Anyway; I "solved" it for now by making a custom dynmap marker. So no hurry ;-)
Attempted fix.
0d45093
Try it out, please. If you can't build it yourself, I can provide a test build.
EDIT:
Mistakenly pointed to wrong code earlier. It does appear to specify 64 for some reason:
https://github.com/Brettflan/WorldBorder/blob/master/src/main/java/com/wimbli/WorldBorder/DynMapFeatures.java#L184
Not sure why, that could probably be switched to reference World.getMaxHeight() instead. Or at the very least 256 should be a safe enough bet now. I can try that out when I have time to investigate further. If someone else can test it, that would be great.
Tried it, but I don't see any change.
I have tried the following config:
world:
x: 0.5
y: 200
z: 0.5
radiusX: 2500
radiusZ: 2500
wrapping: false
I guessed the Y value so maybe it's my own misinterpretation...

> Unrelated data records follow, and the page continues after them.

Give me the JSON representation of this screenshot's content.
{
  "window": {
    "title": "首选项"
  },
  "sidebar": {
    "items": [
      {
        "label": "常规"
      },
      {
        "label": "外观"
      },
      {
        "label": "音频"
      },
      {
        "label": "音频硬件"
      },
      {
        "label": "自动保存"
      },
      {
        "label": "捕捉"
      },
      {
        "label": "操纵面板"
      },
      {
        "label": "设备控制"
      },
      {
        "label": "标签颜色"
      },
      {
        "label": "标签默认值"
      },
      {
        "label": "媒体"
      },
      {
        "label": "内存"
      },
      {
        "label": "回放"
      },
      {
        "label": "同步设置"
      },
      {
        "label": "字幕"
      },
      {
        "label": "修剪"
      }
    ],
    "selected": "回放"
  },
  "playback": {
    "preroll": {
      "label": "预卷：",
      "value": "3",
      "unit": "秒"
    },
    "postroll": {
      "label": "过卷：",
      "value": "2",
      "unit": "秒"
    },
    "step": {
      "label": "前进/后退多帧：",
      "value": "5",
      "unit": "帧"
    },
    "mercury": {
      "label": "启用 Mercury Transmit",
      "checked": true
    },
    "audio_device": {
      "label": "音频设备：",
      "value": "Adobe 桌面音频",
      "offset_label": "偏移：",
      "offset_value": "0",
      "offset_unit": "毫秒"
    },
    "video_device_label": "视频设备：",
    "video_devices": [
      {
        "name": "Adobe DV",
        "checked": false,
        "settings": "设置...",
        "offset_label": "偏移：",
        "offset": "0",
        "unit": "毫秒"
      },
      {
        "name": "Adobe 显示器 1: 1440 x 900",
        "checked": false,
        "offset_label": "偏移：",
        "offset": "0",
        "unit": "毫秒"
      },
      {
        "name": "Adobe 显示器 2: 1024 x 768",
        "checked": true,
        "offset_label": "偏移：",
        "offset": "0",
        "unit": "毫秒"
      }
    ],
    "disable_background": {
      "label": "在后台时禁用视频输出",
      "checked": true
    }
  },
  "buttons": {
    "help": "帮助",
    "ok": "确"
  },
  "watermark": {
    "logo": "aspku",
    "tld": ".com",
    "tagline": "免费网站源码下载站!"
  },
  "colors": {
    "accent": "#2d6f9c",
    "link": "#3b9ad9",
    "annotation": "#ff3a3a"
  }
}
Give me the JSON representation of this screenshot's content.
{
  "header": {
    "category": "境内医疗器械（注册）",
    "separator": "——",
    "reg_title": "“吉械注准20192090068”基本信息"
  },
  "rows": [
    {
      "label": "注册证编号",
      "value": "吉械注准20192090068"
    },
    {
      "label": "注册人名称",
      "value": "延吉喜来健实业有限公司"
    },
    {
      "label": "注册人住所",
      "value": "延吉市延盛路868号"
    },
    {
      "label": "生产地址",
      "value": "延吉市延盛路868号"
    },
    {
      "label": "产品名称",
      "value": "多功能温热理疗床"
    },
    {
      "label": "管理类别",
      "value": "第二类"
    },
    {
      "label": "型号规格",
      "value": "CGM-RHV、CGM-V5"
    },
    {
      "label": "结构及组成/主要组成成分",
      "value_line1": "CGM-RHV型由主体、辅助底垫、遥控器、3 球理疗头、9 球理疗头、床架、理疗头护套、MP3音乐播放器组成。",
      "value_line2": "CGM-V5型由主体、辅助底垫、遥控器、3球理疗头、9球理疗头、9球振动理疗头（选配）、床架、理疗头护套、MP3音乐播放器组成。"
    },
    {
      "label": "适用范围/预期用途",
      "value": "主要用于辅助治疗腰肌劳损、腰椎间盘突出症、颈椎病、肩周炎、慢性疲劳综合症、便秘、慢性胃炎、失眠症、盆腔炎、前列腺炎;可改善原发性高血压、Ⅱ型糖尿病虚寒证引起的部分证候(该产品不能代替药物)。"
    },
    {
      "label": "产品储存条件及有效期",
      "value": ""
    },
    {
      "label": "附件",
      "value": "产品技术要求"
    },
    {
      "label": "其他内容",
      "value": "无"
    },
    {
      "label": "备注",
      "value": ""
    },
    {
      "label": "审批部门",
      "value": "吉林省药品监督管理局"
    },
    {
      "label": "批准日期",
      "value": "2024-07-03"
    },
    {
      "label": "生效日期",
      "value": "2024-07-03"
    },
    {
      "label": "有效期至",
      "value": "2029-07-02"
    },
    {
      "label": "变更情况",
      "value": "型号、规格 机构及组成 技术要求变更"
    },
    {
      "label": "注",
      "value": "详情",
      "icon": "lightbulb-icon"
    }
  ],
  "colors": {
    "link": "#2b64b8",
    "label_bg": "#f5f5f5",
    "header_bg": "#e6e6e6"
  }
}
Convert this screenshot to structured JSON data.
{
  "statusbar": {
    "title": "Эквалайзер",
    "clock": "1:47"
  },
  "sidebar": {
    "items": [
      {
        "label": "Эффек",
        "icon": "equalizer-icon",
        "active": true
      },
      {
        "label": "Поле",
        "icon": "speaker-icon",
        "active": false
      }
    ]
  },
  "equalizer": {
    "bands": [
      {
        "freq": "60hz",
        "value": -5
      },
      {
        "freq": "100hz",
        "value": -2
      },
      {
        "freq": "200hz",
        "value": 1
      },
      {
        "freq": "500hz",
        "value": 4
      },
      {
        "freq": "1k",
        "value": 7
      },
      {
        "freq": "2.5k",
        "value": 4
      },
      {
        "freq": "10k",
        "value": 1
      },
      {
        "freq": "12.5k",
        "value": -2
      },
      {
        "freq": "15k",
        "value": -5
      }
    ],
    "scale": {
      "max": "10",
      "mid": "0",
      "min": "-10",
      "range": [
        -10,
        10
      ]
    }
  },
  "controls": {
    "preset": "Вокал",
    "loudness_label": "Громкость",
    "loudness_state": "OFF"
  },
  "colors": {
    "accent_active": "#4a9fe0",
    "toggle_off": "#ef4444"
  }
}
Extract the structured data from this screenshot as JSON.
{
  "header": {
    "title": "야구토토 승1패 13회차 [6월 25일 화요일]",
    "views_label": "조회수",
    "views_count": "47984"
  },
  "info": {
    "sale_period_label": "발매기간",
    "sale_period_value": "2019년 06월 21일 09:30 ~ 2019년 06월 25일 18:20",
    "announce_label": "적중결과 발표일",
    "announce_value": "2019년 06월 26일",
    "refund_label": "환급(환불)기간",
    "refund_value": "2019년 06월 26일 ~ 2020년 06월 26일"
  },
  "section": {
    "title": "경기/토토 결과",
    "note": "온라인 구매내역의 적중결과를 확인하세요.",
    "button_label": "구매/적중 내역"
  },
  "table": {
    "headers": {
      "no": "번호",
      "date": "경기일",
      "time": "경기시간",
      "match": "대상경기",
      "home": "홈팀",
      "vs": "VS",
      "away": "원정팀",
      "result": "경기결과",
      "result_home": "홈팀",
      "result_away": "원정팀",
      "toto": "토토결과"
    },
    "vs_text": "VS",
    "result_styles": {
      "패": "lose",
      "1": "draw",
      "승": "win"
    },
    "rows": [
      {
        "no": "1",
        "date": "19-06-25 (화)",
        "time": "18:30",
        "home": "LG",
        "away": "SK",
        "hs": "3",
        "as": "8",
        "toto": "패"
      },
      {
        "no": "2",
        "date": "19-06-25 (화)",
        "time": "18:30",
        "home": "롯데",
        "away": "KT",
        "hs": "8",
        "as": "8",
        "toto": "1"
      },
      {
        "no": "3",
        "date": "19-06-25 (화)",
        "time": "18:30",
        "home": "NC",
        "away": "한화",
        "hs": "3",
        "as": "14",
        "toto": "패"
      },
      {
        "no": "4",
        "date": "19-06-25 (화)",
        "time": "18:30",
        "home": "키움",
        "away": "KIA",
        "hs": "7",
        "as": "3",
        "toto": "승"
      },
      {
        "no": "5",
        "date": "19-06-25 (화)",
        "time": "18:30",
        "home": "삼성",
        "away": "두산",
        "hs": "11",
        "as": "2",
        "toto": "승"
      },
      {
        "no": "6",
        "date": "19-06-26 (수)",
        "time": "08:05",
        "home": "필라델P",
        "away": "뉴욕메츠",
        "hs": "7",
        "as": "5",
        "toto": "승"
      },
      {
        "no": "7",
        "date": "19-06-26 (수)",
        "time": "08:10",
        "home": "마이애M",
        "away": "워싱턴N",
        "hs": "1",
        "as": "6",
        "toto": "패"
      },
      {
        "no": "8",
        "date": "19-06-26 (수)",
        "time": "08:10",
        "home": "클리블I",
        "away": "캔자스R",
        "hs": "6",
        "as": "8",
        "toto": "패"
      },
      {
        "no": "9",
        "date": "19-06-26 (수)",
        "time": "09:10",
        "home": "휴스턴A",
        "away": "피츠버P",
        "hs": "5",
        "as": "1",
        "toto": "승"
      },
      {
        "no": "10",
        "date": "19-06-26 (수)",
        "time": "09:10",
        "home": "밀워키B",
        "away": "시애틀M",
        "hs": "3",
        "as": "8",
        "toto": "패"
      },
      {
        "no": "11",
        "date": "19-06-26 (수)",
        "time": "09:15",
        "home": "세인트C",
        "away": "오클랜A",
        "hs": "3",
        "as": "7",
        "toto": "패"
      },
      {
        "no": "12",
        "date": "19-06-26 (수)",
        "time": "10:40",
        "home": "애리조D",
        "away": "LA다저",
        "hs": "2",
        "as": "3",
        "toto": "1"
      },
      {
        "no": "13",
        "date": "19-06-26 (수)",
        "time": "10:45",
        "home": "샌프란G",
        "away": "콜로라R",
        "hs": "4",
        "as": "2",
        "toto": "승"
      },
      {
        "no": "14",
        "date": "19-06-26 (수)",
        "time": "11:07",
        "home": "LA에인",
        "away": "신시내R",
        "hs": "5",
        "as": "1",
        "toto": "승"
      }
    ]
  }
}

I think the border is normally shown at Y = 64 because that is sea level, so if you're drawing the border in a projection where the Y component is relevant (i.e. not a top-down view) it'll generally be in roughly the correct location. I assume that @x1p has a world where the sea level isn't 64, or it's all land and the average altitude isn't 64?
If my understanding is correct, then setting Y = World.getMaxHeight() is probably going to look worse, and the original request of allowing this value to be customised per-world is probably the only sensible way to deal with these cases.